A day before bike-share program Ford GoBike is set to expand by 3,500 cycles Wednesday, transportation officials have halted funding for the program’s expansion, citing conflicts between Ford GoBike and local “mom and pop” bike rental companies.
The San Francisco County Transportation Authority Board voted Tuesday to hold off on granting $255,000 toward researching possible expansion sites for Ford GoBike.
The $255,000 in funding would allow another transportation body, the San Francisco Municipal Transportation Agency, to “review station sites and designs” and to “issue bike share station and special traffic permits” for an additional 96 stations, and 1,350 “shareable” bikes, according to an SFCTA staff report.
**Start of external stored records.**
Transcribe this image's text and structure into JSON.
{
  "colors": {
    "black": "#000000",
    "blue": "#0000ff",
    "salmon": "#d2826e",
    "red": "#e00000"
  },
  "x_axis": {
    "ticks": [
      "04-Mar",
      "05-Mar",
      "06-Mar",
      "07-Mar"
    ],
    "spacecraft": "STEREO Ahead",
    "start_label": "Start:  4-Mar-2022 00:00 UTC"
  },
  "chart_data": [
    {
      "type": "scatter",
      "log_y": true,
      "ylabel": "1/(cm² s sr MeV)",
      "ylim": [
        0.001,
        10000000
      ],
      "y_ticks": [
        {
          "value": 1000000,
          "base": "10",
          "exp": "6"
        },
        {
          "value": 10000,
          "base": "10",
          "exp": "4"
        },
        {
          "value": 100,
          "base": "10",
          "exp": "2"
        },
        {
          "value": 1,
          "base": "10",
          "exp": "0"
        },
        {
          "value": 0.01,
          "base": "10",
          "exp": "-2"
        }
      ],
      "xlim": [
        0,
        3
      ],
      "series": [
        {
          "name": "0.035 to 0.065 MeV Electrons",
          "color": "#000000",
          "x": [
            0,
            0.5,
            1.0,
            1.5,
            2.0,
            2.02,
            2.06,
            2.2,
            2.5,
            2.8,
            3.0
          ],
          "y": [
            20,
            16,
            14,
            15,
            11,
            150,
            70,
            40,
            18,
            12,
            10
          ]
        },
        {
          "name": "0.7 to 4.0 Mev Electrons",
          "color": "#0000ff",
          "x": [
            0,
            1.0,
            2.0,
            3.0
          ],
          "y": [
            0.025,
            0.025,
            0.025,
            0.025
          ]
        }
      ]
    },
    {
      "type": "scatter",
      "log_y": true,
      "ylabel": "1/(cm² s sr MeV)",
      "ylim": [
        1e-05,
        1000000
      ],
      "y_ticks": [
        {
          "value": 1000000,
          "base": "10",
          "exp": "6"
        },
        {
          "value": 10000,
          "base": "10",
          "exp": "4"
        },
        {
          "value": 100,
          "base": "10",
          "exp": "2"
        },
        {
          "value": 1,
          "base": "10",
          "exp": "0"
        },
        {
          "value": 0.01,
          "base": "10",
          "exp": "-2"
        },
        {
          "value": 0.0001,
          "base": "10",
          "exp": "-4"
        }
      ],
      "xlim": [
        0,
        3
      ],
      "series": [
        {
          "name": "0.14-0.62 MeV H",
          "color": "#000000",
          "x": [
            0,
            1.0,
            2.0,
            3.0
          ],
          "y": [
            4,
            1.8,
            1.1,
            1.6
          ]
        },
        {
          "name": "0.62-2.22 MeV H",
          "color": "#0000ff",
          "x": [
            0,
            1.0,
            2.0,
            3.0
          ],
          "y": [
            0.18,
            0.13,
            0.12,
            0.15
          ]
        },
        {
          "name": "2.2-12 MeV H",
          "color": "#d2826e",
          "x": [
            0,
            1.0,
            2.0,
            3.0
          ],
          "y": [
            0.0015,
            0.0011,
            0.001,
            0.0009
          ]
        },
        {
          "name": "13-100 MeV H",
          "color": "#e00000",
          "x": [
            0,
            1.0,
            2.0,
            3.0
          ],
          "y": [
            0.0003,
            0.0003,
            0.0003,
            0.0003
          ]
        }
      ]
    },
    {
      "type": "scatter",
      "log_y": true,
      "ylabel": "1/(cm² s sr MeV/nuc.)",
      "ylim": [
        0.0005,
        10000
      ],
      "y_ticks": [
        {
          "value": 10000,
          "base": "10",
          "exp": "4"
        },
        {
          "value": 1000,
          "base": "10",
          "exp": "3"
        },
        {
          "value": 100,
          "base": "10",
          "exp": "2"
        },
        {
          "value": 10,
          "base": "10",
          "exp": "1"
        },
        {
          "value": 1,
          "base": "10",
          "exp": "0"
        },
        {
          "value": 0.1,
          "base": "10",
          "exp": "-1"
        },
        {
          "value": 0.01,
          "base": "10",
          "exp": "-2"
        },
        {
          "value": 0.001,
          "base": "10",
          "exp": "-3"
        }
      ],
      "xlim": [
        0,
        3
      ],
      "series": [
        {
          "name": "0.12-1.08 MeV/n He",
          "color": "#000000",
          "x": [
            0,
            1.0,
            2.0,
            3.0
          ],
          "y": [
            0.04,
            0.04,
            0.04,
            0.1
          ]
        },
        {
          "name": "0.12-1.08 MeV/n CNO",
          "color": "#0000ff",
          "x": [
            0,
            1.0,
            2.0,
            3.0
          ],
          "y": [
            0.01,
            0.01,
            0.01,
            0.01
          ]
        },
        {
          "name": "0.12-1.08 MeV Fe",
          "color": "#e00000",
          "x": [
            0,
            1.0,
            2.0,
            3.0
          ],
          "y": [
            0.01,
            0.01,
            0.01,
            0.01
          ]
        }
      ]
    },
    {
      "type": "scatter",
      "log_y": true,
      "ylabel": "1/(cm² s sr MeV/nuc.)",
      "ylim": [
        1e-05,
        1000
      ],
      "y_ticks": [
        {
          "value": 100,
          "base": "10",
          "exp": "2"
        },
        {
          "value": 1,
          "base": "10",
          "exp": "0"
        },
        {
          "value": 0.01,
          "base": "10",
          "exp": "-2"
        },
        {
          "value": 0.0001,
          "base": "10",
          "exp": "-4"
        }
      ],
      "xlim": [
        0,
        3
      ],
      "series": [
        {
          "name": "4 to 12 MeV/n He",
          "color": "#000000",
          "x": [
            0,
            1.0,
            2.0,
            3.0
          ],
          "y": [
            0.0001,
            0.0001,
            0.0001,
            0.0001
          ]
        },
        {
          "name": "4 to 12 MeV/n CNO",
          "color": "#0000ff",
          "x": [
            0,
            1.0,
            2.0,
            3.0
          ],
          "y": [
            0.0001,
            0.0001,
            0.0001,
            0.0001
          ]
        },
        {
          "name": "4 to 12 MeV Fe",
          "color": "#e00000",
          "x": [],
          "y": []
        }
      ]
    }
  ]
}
Without that funding, part of Ford GoBike’s planned bike-share business in San Francisco may see substantial delay.
Ford GoBike announced 7,000 bikes as part of its expansion efforts in the Bay Area, of which 3,500 will launch Wednesday.
As the San Francisco Examiner has previously reported, bike rental companies said the launch of Ford GoBike’s $15 “GoPass” was not targeted toward commuters, but tourists, who are the customers of 15-plus local bike rental companies.
“We look forward to welcoming an expanded bike network that provides new travel alternatives for our residents while standing by our commitment to support the legacy businesses that make this city special,” Mayor Ed Lee, whose office negotiated with the bike companies to reach an agreement, said in a statement.
Notably, much of Ford GoBike’s expansion is funded by San Francisco in a unique public-private partnership, which is administered not by Ford but a company called Motivate.
“It was never our intent in any way to be competitive” with the bike rental industry, Motivate CEO Jay Walder told the Examiner.
The “GoPass,” he said, was scrubbed from the bike-share company’s app, website and advertising materials, and they are in the process of printing out new decals for the bikeshare kiosks — which will also mention bike rental companies for “longer” trips.
Still, Supervisor Aaron Peskin, who chairs the SFCTA board, was not convinced Tuesday that the conflict between bike rentals and Ford GoBike was resolved. “I won’t believe it until I see it,” Peskin said.
Walder, the Motivate CEO, said if it was helpful for all involved to assure them that the controversial GoPass would not return, “I’ll put it in writing, that’s not a question to me.”